The data is based on the most comprehensive assessment of extinction risks. It shows that Australia is home for more than 25% of all shark species in the world, while only 12 percent are at risk.
The study’s lead author, Peter Kyne, Charles Darwin University, Australia, stated that while Australia’s risk is lower than the global level at 37%, it raises concern about the 39 species in Australia that are considered to be at high risk of extinction.

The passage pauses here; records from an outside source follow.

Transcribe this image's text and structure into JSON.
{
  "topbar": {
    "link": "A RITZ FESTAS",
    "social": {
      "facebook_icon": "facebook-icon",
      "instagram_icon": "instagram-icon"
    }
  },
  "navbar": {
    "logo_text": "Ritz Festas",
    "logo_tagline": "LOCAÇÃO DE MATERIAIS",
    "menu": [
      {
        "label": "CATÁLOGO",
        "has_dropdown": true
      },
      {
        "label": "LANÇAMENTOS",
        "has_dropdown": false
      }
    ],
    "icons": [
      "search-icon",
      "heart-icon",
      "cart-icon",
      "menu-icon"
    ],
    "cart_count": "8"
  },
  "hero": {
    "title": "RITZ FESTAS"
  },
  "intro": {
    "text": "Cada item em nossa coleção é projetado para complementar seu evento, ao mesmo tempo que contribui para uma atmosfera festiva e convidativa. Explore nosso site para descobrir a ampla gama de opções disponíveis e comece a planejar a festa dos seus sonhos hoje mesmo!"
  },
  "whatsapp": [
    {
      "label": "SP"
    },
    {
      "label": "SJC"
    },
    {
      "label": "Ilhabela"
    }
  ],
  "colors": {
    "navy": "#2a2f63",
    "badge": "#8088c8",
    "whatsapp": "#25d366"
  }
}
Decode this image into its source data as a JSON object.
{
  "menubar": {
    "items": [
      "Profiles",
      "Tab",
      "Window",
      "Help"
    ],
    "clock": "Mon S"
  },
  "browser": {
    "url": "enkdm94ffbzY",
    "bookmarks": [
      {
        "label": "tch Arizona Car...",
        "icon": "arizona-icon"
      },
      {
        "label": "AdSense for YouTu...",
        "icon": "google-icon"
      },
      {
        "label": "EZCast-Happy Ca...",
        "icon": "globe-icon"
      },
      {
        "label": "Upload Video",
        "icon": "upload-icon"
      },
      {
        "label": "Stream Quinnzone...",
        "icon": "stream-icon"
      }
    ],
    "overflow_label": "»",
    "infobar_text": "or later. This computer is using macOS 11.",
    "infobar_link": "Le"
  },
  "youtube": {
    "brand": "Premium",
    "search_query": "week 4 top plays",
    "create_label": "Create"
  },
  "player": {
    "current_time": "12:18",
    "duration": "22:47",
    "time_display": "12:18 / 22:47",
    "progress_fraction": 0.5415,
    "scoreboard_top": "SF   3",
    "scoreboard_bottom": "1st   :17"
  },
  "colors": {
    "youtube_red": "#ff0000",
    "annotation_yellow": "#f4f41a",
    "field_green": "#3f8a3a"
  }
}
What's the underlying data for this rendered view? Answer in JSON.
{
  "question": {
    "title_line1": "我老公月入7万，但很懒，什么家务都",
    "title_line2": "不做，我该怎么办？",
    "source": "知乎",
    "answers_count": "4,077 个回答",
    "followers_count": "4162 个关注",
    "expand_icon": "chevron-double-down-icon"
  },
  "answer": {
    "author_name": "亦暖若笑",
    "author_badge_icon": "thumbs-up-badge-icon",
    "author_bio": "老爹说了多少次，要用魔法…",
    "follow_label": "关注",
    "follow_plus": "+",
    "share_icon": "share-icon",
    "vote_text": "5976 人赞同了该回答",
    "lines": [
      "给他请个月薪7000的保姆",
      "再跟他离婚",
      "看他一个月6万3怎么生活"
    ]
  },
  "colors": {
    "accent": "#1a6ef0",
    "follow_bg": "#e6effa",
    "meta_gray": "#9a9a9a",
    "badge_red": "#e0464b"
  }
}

‘Around Australia many of our threatened sharks or rays aren’t commercially important so they are mostly “out of sight, outside of mind”. However, they need protection at the national, state, and territory levels.
Dr Kyne stated that there were ‘positive signs’ that management and protection are being applied to iconic species like the great-white shark and grey nurse shark. But they are still at risk.
Dr Kyne stated that sharks are still at risk from commercial fishing, which affects them as both a targeted species or as bycatch for industries like tuna.
He explained that each species of sharks has a function… it’s part the web of the ocean community. This explains the importance of sharks as predators within a healthy ecosystem.
The Action Plan for Australian Sharks and Rays, published September 2021, is the first attempt at a national overview of sharks and habitats.
“It identifies priority species at-risk, those that require further protection, and species of no immediate concern,” said Alan Jordan, Director of Marine Biodiversity Hub.
The data shows that the country’s focus on sustainable fishing is having some benefits, with 80 percent of its 328 species not in danger.
Michelle Heupel, coauthor, said that Australia’s comprehensive fisheries management has helped to secure the status of many species. She also mentioned large areas that are unfished, lightly fished, as well the marine protected area network.
45 species are also threatened in other parts, such as the giant guitarfish or the spotted eagle-ray. Australian waters serve as a refuge and ‘lifeboat’.
Dr Kyne stated, “These species remain safe in Australian waters.”
“But while we should be proud of the secure status for many species, we urgently have to increase our research efforts and management efforts for Australia’s threatened sharks’ and rays.”
The research also revealed that there is not enough information about local shark species. More investment is needed to fill this knowledge gap.
Dr Kyne stated, “For the 328 species assessed in this volume, every one of them has knowledge gaps.”
The Australian government’s National Environmental Science Program Marine Biodiversity Hub published the Action Plan for Australian Sharks and Rays 2021.